Овидий в изгнании - Шмараков Роман Львович. Страница 58

— Позволю себе не согласиться с вашей отгадкой, — строго сказал Ясновид. — Авторитет геоцентрической системы Птолемея, как известно, был в корне подорван революционными наблюдениями Тихо Браге и выведенными на их основе законами Кеплера. Ваша отгадка, таким образом, морально устарела, а моя, что это метель, побеждает как научно более выдержанная. Извините, женщина, мы торопимся.

Посрамленная женщина-львица уронила голову на стол, и тушь потекла с ее рыдающих глаз по акту изъятия контрабандного героина.

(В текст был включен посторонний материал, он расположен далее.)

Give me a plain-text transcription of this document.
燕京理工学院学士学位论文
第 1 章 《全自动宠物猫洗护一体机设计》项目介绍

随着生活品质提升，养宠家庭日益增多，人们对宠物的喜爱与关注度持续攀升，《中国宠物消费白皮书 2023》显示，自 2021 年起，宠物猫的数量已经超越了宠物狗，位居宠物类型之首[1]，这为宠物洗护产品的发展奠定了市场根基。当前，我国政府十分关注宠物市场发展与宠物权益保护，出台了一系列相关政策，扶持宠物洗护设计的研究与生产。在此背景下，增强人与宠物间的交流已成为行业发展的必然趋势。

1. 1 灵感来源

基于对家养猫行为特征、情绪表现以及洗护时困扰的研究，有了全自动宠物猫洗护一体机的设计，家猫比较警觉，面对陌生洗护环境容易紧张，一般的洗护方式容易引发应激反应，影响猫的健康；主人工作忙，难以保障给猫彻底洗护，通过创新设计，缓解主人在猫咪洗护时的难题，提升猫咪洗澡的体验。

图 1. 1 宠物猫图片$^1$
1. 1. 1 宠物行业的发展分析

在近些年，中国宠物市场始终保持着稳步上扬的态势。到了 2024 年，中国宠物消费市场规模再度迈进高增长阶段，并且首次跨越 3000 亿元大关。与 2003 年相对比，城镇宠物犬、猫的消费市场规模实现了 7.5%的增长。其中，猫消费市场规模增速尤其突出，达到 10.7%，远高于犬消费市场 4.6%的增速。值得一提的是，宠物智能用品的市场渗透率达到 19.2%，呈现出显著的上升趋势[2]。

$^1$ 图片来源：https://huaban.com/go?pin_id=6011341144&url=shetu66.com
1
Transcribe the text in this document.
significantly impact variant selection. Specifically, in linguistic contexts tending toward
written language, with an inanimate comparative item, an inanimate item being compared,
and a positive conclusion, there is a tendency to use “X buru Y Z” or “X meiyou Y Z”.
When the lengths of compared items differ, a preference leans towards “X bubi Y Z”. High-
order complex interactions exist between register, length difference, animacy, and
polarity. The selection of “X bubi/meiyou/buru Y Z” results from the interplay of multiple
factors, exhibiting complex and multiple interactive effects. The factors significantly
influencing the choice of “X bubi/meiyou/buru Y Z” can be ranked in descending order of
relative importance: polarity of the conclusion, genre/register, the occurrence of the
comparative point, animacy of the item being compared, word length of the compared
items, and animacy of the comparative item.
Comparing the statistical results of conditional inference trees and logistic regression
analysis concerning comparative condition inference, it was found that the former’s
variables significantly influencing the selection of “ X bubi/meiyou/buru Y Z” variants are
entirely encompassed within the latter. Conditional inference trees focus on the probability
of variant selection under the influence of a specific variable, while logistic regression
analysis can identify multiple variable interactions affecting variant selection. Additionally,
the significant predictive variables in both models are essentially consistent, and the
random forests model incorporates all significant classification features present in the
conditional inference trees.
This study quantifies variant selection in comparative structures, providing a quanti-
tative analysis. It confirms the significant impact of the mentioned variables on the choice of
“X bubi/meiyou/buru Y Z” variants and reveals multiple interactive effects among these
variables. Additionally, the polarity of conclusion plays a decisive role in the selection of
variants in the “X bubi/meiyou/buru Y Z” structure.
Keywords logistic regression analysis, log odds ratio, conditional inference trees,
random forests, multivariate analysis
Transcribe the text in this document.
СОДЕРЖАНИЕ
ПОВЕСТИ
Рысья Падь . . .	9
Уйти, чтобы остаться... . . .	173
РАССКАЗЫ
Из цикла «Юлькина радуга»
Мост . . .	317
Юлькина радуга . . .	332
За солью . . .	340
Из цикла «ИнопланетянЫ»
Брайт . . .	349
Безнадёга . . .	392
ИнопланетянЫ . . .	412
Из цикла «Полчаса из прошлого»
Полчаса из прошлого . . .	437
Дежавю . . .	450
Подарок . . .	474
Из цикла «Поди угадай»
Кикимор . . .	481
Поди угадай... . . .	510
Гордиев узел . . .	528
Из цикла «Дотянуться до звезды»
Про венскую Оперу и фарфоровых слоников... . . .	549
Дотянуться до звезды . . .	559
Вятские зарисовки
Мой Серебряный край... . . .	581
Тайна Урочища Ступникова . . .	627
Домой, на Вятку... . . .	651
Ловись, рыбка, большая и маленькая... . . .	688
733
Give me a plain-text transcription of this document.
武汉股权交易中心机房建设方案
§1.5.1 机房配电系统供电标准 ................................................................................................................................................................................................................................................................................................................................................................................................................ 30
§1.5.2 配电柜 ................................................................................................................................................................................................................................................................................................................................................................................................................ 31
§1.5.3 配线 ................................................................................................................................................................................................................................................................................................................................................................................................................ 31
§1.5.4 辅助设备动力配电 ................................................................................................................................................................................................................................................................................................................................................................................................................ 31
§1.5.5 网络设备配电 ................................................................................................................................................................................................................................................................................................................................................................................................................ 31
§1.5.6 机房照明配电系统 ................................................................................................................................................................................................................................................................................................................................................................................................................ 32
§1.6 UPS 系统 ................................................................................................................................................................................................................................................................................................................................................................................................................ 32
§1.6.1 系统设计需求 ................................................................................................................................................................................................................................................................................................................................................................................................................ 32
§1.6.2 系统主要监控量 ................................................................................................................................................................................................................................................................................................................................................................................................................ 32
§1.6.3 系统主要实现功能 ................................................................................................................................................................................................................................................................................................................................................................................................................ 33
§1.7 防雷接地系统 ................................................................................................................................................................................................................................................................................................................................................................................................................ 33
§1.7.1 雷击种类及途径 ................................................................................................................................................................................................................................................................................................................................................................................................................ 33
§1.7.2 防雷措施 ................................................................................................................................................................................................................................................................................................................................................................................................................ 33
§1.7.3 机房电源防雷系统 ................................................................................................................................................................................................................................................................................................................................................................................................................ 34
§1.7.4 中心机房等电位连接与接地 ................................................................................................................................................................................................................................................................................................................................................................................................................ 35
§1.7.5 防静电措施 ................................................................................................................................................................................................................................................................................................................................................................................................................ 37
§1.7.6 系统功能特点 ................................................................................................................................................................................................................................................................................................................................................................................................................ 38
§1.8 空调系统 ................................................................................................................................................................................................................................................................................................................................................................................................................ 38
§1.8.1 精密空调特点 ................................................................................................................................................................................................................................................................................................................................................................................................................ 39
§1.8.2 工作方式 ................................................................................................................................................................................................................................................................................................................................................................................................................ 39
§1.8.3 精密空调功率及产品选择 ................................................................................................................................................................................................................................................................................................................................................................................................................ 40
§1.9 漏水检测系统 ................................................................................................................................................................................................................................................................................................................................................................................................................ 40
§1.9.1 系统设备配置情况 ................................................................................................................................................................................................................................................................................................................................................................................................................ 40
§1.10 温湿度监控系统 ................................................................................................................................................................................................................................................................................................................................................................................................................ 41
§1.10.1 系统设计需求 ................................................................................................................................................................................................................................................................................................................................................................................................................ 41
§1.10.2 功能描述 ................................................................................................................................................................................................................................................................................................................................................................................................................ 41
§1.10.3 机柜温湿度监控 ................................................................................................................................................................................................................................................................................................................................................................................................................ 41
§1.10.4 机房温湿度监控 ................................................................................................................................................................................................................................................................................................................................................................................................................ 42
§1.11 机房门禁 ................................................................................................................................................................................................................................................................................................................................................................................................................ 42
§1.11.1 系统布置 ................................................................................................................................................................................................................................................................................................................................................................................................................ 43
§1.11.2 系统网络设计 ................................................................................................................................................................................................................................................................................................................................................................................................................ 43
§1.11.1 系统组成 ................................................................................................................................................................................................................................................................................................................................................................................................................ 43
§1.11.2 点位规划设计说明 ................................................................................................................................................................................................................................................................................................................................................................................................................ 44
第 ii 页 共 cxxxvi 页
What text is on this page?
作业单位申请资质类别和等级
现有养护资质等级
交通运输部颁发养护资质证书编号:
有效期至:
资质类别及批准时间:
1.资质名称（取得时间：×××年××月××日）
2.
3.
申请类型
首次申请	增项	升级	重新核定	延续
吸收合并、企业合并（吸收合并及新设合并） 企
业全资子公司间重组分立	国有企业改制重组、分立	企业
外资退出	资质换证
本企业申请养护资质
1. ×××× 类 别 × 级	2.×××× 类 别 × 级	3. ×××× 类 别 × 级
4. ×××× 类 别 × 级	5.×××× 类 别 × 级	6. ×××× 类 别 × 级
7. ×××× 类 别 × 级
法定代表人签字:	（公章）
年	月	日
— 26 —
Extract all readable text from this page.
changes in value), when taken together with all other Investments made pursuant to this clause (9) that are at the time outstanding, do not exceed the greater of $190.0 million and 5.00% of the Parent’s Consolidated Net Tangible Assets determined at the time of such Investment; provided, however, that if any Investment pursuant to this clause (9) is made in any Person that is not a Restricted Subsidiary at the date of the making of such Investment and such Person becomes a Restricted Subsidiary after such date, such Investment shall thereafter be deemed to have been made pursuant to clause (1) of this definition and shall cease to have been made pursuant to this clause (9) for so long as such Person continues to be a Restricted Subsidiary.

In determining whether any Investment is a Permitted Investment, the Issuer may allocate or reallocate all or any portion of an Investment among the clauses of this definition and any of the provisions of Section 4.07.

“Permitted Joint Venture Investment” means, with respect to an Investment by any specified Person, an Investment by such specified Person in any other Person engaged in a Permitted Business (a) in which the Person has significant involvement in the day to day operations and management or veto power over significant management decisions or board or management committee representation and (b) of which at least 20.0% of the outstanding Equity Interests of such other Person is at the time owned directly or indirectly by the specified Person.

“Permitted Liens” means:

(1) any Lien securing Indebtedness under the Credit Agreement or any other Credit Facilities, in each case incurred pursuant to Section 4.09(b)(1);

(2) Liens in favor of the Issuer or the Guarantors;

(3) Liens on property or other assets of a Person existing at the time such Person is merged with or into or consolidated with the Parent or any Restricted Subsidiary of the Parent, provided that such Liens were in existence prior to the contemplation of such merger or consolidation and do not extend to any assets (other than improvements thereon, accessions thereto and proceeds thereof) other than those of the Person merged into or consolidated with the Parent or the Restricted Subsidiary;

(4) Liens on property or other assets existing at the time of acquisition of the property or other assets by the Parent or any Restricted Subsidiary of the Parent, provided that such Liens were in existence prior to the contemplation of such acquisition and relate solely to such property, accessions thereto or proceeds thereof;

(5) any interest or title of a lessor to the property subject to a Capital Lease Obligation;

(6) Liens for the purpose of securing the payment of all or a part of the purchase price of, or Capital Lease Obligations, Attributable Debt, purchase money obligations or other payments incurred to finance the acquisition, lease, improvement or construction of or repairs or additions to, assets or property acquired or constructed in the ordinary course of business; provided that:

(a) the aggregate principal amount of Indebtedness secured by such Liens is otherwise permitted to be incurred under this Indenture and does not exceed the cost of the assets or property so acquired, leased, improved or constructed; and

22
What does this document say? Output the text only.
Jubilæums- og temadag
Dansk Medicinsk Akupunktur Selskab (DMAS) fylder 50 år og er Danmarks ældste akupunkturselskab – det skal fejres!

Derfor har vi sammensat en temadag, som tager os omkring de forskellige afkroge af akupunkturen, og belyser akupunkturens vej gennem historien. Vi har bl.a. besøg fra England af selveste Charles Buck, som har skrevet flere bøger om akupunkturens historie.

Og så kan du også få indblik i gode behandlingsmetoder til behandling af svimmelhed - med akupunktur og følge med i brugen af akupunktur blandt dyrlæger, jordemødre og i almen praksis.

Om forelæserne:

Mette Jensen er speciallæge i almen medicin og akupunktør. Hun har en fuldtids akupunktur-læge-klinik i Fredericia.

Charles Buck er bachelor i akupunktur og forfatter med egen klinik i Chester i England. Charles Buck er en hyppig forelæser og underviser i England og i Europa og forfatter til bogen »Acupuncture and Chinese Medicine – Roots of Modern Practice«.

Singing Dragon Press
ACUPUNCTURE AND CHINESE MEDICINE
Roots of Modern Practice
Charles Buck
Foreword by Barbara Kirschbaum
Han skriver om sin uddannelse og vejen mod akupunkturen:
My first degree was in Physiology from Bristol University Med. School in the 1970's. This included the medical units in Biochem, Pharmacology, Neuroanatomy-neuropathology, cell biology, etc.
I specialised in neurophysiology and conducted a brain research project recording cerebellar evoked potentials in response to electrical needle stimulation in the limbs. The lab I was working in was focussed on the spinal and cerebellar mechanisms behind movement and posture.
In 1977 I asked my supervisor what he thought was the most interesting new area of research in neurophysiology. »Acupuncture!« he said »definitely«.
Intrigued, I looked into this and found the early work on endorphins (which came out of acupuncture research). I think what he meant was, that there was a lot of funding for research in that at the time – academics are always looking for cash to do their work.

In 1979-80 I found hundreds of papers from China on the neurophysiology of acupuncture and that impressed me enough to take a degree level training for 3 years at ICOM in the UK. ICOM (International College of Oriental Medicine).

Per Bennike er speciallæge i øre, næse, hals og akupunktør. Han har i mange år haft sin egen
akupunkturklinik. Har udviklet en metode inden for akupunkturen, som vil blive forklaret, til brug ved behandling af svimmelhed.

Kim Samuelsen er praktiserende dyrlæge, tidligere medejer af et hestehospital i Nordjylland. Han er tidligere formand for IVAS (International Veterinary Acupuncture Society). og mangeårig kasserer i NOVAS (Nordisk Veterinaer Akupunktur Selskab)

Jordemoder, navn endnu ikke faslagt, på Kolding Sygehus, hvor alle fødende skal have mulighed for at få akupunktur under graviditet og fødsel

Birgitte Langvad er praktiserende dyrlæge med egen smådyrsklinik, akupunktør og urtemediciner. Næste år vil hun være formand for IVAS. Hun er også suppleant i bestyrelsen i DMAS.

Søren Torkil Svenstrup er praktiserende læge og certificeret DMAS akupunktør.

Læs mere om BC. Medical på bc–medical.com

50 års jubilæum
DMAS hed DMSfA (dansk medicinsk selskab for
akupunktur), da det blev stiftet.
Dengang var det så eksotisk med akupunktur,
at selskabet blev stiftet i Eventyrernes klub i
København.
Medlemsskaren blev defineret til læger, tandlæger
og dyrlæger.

— Ясновидушка, — печально сказала старушка, когда они увидели за шлагбаумом занимающуюся зарю. — Я что хочу тебе сказать. Ты вот сказал, что сердце твое занято. Я понимаю, это ты про меня сказал. Эта женщина, она, в сущности, права. Она и красивей меня, и успешней, а что ногами не вышла, так ведь не с ногами жить, а с человеком. И сколько еще таких женщин будет на твоем пути, которые захотят связать с тобой жизнь. А я что? Я тебе только обузой буду. В общем, я тебя освобождаю от обязательств в моем отношении. Никаких притязаний. На все твоя воля.

— Я понимаю, — отвечал на это Ясновид, — встреча с этим человеком, эффектным вдовцом, заставила вас задуматься, верный ли вы сделали выбор. Вы находитесь в сомнениях и намерены испытать, не нахожусь ли в них и я. Тем не менее, я не из тех, кто, дав слово, тотчас начинает думать, как его обойти. Я обещал на вас жениться и не нарушу обещания, можете смотреть на это как угодно.

— Ты это серьезно? — просветлев, спросила старушка.

— Абсолютно, — отвечал Ясновид.

Они глянули друг на друга пристально и расхохотались.

Но вдруг она, обернувшись на темный запад, ухватила Ясновида за руку и закричала: «Гонятся за нами! Бежим, бежим!» Ясновид глянул на небо и заметил, что один фрагмент западной темноты движется самостоятельно.

Они побежали, выбирая рощицы и дефилеи, чтоб их было меньше видно.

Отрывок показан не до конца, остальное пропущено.